The lines in question are preserved in two Old Babylonian mss. (sigla are van Dijk's; the two mss. differ in the order of the lines):
ms. A( = CBS 1531 )
146 [i3-ne-eš2]-ta ud-da šid-bi ba-da-tur ud 6-bi-a ba-da-bur2
147 [ud-da]-ta? en-nu-3-bi 3-am3 ud 6-bi-a ba-an-da-sa2
ms. B( = YBC 4665)
147 ud-da-ta ˹en˺-[nu-3-bi 3]-˹am3?˺ ud 6-ba ˹ba˺da-an-sa2
146 i3-ne-eš2-ta ud-da ˹šid-bi˺ a-ba-da-an-tur ud 6-ba a-ba-da-an-bur2
Van Dijk renders these lines as follows:
Ab heute wird dann die Summe des Tageslichtes geringer werden, in Tag und Nacht wird es getrennt,
an jeglichem Tage, an dessen dritter Nachtwache, werden Tag und Nacht sich gleichkommen!

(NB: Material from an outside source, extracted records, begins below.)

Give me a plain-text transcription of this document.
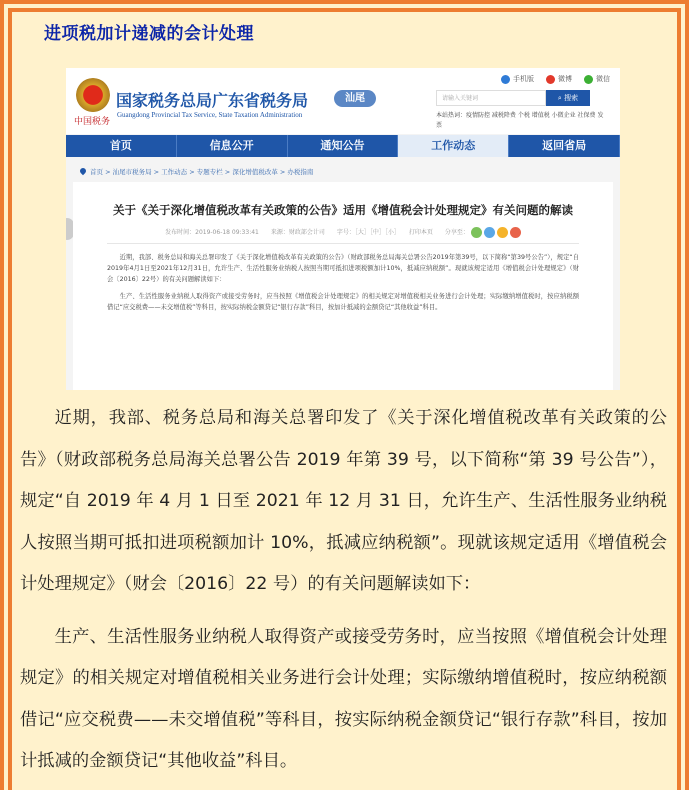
进项税加计递减的会计处理
中国税务
国家税务总局广东省税务局
Guangdong Provincial Tax Service, State Taxation Administration
汕尾
手机版	微博	微信
请输入关键词	⌕ 搜索
本站热词：疫情防控 减税降费 个税 增值税 小微企业 社保费 发票
首页	信息公开	通知公告	工作动态	返回省局
首页 > 汕尾市税务局 > 工作动态 > 专题专栏 > 深化增值税改革 > 办税指南
关于《关于深化增值税改革有关政策的公告》适用《增值税会计处理规定》有关问题的解读
发布时间：2019-06-18 09:33:41　　来源：财政部会计司　　字号：［大］［中］［小］　　打印本页　　分享至：

近期，我部、税务总局和海关总署印发了《关于深化增值税改革有关政策的公告》（财政部税务总局海关总署公告2019年第39号，以下简称“第39号公告”），规定“自2019年4月1日至2021年12月31日，允许生产、生活性服务业纳税人按照当期可抵扣进项税额加计10%，抵减应纳税额”。现就该规定适用《增值税会计处理规定》（财会〔2016〕22号）的有关问题解读如下：

生产、生活性服务业纳税人取得资产或接受劳务时，应当按照《增值税会计处理规定》的相关规定对增值税相关业务进行会计处理；实际缴纳增值税时，按应纳税额借记“应交税费——未交增值税”等科目，按实际纳税金额贷记“银行存款”科目，按加计抵减的金额贷记“其他收益”科目。

近期，我部、税务总局和海关总署印发了《关于深化增值税改革有关政策的公告》（财政部税务总局海关总署公告 2019 年第 39 号，以下简称“第 39 号公告”），规定“自 2019 年 4 月 1 日至 2021 年 12 月 31 日，允许生产、生活性服务业纳税人按照当期可抵扣进项税额加计 10%，抵减应纳税额”。现就该规定适用《增值税会计处理规定》（财会〔2016〕22 号）的有关问题解读如下：

生产、生活性服务业纳税人取得资产或接受劳务时，应当按照《增值税会计处理规定》的相关规定对增值税相关业务进行会计处理；实际缴纳增值税时，按应纳税额借记“应交税费——未交增值税”等科目，按实际纳税金额贷记“银行存款”科目，按加计抵减的金额贷记“其他收益”科目。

Van Dijk's rendering of the verb bur2 in 1. 146 is based on the assumption that in this case it means šalāqum “to cut open, to split” (van Dijk 1998: 28). The evidence supporting this assumption is, however, by no means strong, as bur2 = šalāqum is qualified with ša ṣurrum “with reference to obsidian” in Aa VIII/2 174 (MSL 14: 501), and the Akkadian verb is not attested in connection with day and night.